Incorrect word order when receiving text from MarkupParagraph

carambis · August 20, 2021, 3:19pm

I use aspose pdf library for java. Version: 21.3

I have a problem with incorrect word order when I try to get a text from MarkupParagraph(See the attached screenshot).
image.png (17.5 KB)

When I use the viewer(Acrobat Reader) to view the file everything is ok. Please see the attached file
page_745_issue.pdf (57.2 KB)
image.png (87.2 KB)

Example of code:

                var doc = new Document(docBytes);
                var paragraphAbsorber = new ParagraphAbsorber();
                paragraphAbsorber.visit(doc);

                for (PageMarkup markup : paragraphAbsorber.getPageMarkups()) {
                    for (MarkupSection section : markup.getSections()) {
                        for (MarkupParagraph paragraph : section.getParagraphs()) {
                            String text = paragraph.getText();
                            System.out.println(text);
                        }
                    }
                }

mudassir.fayyaz · August 20, 2021, 8:22pm

@carambis

I request you to use the code below from Extract Text from PDF using Java article and share your feedback if this is suitable for you.

// open document
Document pdfDocument = new Document("page_745_issue.pdf");
// text file in which extracted text will be saved
java.io.OutputStream text_stream = new java.io.FileOutputStream("ExtractedText.txt", false);

// iterate through all the pages of PDF file
for (Page page : (Iterable<Page>) pdfDocument.getPages()) {
    // create text device
    TextDevice textDevice = new TextDevice();
    // set text extraction options - set text extraction mode (Raw or
    // Pure)
    TextExtractionOptions textExtOptions = new TextExtractionOptions(TextExtractionOptions.TextFormattingMode.Pure);
    textDevice.setExtractionOptions(textExtOptions);
    // get the text from pages of PDF and save it to OutputStream object
    textDevice.process(page, text_stream);
}
// close stream object
text_stream.close();

carambis · August 23, 2021, 8:04am

@mudassir.fayyaz Thanks for your response.
Your code works for me and the word order is correct.
Also if I use TextAbsorber instead of ParagraphAbsorber it’s working correctly.
But I want to use ParagraphAbsorber.
ParagraphAbsorber is not working correctly at the moment.

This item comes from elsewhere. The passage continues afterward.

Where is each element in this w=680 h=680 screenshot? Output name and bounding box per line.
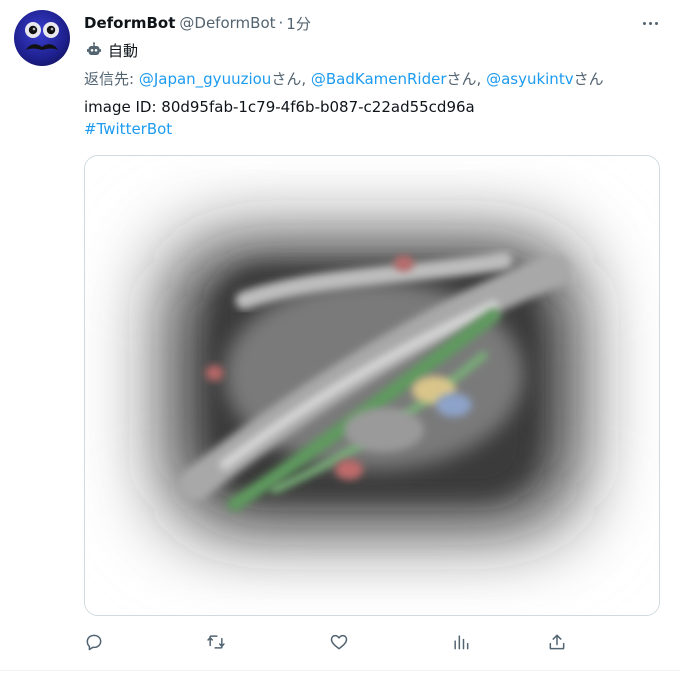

Should I consider this as aspose pfd library bug?

mudassir.fayyaz · August 23, 2021, 1:00pm

@carambis

It’s good to know that suggested option has proved to be working on your end. For ParagraphAbsorber, a ticket with ID PDFJAVA-40807 has been created in our issue tracking system to further investigate the issue on our end. This thread has been linked with the issue so that you may be notified once the issue will be fixed.